As noted earlier, at least former FX trader thinks the narrative about China’s tightening efforts and ongoing struggle to rein in leverage and risk-taking is “all nonsense.”
At least where that’s being viewed as some kind of policy mistake or deliberate attempt to tank the economy and disrupt the commodities complex. Here’s the quote:
Markets have been in an absolute tizzy over the China/commodity nexus. China is tightening. How can they justify this when the Shanghai composite is falling? They’ll crater everything, the global commodity complex will collapse bringing down producer economies around the world and inflation targets will become impossible dreams. It’s made for a great story. It’s also nonsense.
Well, we’d generally agree that is has indeed “made for a great story,” but we’re not entirely sure “it’s all nonsense.”
Moving to hike OMO rates and crack down on shadow banking almost certainly acts as a giant margin call for all types of financing channels that are used to speculate in different assets. When you start squeezing those channels, you get chaos. Just look at what happened in summer 2015 when leverage was squeezed out of the Chinese equity market.
But more generally, China is the sole source of the global credit impulse, so you know, when that rolls over, it’s bound to cause problems. Especially for EM. This is something we’ve been keen on emphasizing for weeks.
On Friday, Citi is out with an interesting take on all of this. Read below as the bank explains that “China’s ‘monetary put’ is now in reverse.”
Via Citi
Rising real rates hurting EMFX. EMFX underperformed unexpectedly in the aftermath of the first round of the French election. The blame goes largely to the commodity sell-off, which tends to be even more disruptive for EMFX when global rates are rising at the same time. Another way to say the same thing is that rising real yields have been negative for EMFX. After all, significantly rising real yields are usually the result of rising nominal yields and falling inflation break-evens. And break-evens typically drop when oil prices are falling. This explains the relatively strong correlation seen in Figure 4.
China macro should remain a negative for commodities… Figure 5 shows the China monetary condition index and how it relates to the CRB commodity index (as a deviation from the 200dma). Clearly, we have seen peak stimulus out of China for this cycle. Moreover, we can probably extrapolate from the recent comments from senior policymakers that the direction of the MCI remains downward sloping, especially following President Xi’s unexpected speech on financial stability during a Politburo study meeting last month, which provided political sanction to regulators to stamp out excess leverage throughout the economy. This does not bode well for commodities, and is particularly true for the China-sensitive commodities of copper and iron ore.
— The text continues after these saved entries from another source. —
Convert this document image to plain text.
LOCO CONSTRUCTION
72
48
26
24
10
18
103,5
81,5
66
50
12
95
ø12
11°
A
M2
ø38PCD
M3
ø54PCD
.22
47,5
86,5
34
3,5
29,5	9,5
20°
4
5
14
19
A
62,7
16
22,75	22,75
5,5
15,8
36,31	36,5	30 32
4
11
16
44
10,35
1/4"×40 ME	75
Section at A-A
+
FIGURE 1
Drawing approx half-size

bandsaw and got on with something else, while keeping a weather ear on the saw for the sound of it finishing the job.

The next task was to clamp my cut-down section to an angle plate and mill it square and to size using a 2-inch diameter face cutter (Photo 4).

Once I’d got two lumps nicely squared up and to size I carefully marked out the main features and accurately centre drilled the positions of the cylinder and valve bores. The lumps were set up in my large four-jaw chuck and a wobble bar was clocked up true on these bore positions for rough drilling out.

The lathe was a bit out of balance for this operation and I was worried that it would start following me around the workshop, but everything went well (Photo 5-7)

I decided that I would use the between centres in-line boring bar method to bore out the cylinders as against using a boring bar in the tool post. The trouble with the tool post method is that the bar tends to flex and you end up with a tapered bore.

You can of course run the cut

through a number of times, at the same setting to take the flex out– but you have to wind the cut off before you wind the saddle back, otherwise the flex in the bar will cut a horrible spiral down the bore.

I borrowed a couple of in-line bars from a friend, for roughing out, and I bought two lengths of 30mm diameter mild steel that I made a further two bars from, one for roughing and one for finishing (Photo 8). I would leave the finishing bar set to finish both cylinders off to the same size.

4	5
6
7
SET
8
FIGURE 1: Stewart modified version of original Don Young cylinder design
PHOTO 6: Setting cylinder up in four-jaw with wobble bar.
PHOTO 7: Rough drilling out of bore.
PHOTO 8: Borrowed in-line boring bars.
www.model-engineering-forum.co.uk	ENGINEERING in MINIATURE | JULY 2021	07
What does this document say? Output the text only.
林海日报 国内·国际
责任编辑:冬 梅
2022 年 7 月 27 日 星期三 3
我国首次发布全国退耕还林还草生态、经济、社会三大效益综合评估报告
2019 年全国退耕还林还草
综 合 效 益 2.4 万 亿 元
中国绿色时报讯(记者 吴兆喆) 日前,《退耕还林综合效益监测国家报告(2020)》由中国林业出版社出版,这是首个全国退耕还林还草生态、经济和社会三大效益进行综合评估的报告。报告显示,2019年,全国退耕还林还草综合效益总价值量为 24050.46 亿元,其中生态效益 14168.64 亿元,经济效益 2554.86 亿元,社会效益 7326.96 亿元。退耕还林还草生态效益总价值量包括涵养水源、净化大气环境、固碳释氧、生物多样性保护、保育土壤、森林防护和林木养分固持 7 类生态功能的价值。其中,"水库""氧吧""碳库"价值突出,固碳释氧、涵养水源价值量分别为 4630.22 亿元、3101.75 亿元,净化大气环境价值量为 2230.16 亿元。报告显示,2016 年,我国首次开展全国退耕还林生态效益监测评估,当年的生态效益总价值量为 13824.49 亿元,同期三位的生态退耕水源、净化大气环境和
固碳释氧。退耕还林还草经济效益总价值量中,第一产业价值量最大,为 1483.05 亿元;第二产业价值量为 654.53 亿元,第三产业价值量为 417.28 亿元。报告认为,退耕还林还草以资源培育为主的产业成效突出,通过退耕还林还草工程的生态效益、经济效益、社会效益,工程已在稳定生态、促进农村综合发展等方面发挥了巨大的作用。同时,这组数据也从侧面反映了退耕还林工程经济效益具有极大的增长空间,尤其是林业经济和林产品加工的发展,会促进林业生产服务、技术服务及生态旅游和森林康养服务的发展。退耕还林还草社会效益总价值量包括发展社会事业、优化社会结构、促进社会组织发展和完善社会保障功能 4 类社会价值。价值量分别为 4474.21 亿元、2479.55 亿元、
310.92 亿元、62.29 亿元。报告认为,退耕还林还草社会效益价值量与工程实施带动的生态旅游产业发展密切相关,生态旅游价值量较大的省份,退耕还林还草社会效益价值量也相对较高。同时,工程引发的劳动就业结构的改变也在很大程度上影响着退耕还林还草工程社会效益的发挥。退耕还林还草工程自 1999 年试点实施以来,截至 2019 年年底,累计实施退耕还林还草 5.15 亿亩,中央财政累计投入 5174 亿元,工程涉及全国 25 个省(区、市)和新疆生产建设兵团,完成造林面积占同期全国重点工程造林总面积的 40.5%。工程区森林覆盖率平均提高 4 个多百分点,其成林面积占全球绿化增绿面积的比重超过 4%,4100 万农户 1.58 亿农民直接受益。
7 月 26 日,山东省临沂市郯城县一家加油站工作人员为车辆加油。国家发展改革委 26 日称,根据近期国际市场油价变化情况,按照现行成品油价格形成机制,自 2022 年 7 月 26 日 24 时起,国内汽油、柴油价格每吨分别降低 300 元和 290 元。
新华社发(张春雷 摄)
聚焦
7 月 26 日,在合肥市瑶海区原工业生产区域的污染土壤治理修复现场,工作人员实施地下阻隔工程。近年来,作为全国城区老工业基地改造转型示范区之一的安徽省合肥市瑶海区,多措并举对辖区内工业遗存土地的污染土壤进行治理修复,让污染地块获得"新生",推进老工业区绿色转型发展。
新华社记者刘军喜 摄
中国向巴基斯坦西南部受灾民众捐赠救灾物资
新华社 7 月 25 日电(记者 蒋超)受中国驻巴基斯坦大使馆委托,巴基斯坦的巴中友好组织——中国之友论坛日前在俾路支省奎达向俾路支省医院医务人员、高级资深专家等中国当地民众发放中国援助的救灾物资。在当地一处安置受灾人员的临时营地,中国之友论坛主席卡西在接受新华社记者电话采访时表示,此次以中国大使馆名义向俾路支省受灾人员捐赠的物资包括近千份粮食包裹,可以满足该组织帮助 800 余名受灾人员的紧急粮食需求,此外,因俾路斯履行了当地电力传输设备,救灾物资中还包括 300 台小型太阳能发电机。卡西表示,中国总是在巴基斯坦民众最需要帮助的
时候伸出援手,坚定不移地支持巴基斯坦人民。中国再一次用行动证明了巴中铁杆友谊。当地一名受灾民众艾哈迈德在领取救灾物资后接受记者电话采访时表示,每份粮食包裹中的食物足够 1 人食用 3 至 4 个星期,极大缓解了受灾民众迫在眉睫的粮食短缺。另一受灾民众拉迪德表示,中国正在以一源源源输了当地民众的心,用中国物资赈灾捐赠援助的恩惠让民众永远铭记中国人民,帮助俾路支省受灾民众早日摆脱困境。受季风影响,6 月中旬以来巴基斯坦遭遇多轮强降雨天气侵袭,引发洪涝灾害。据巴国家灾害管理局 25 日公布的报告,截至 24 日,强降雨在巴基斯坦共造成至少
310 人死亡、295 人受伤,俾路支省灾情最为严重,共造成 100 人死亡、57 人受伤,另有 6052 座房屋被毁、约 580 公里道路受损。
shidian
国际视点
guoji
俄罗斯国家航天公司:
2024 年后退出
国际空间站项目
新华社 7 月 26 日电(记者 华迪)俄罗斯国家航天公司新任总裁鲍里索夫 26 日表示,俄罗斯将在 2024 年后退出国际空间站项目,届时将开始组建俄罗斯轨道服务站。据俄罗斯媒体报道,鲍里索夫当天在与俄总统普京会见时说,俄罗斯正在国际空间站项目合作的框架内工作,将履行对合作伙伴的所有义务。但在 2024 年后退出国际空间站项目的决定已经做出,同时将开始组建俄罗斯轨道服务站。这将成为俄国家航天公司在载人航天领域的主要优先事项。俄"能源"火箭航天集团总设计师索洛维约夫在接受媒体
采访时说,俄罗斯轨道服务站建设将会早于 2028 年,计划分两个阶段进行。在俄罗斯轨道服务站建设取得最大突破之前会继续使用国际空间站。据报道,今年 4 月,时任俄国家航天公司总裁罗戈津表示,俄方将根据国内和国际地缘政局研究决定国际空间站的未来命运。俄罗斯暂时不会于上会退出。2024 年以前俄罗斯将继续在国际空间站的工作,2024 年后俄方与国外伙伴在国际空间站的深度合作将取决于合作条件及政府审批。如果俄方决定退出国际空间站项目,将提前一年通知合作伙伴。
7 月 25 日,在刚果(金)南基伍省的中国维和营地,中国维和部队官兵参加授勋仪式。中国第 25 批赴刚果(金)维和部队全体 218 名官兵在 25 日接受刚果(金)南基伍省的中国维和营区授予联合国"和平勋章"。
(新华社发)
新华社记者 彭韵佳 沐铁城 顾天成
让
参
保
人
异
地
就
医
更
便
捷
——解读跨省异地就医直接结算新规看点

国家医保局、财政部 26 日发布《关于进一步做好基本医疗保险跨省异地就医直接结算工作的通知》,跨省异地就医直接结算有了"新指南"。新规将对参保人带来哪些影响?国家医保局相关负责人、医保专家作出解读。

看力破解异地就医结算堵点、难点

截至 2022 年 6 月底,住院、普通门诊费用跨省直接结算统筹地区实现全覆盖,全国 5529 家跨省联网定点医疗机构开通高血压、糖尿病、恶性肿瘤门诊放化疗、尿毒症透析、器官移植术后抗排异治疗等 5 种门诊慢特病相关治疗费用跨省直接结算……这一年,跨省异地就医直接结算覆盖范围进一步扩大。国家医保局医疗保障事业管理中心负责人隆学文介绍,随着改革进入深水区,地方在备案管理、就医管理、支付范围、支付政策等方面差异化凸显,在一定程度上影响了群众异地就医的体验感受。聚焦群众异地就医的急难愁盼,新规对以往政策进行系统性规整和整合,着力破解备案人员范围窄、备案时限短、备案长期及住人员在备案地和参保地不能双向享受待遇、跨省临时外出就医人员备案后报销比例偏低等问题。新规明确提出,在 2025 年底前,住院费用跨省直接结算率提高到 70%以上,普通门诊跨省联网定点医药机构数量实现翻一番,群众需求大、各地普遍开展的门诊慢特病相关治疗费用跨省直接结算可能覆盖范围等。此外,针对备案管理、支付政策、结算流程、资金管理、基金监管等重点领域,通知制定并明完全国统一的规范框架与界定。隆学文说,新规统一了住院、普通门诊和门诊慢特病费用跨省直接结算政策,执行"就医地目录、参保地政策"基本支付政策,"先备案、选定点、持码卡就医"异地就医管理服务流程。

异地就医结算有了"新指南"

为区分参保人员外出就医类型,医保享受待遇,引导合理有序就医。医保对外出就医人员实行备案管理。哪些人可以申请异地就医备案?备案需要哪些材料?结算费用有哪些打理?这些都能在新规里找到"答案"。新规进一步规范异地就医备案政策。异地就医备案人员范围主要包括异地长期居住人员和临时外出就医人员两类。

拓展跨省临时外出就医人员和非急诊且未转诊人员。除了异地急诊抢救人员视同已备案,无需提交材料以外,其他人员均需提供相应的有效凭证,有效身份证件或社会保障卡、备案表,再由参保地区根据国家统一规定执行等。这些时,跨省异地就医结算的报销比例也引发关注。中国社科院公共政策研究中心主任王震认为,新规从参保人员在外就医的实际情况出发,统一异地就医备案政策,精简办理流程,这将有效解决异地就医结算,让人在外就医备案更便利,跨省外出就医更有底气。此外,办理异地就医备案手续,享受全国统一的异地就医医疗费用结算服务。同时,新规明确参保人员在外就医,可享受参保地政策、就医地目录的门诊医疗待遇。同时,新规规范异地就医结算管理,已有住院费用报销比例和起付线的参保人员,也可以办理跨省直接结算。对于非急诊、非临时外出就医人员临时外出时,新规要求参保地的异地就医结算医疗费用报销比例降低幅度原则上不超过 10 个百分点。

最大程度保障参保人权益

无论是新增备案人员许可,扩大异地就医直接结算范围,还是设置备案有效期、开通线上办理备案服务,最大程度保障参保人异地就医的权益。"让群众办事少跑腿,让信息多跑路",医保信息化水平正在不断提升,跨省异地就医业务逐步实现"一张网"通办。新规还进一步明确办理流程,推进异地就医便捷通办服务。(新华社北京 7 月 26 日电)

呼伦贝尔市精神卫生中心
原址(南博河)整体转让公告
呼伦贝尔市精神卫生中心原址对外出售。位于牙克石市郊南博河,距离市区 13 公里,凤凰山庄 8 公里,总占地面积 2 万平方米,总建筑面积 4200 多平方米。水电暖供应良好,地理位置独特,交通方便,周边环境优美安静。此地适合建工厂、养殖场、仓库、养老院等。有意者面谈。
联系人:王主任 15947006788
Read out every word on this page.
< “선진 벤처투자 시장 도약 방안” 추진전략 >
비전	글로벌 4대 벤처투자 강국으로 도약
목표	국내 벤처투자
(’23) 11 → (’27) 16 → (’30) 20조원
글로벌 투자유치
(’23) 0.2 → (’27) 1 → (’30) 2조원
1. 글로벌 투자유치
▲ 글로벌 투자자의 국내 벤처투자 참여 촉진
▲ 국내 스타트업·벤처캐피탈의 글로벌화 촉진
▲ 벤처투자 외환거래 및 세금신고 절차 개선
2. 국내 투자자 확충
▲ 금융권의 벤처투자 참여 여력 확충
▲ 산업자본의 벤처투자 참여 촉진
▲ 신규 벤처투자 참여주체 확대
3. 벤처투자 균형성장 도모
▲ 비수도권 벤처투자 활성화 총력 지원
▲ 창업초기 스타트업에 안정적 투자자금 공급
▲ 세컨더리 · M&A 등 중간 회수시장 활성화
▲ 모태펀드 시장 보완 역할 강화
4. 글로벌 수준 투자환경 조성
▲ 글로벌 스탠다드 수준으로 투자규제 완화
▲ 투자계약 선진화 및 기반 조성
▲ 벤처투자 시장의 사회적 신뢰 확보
…even as inventory adjustment already on the way. Rising money market rates in China have (a) triggered the initial unwind of reflation trades in the China’s commodity futures markets, (b) added pressure on leveraged physical traders to liquidate inventories, and (c) accelerated the shift of the downstream inventory cycle from restocking to destocking. These trends are already somewhat advanced — especially in the case of copper, where inventories were much above average early this year, but are at this stage back to their seasonal average level (see Figure 6). We would have a bias to believe that there is more to come, and Citi Strategy is especially bearish on iron ore.
Look to China’s interbank markets & data for guidance. Sentiment in the commodity markets is unlikely to recover until it becomes clear that the pace of China’s ‘regulatory tightening’ will be modulated in response to economic indicators. The first signal of this will likely come from the liquidity markets: the repo-IRS curve tells us that domestic investors do not as yet see an end to the tightening (see Figure 7). It is thus likely that healthy activity data for April will reinforce expectations of escalating tightening pressure in China. The ‘Chinese put’ may now work in reverse: good news about the Chinese economy may be perceived as bad news for the market outlook.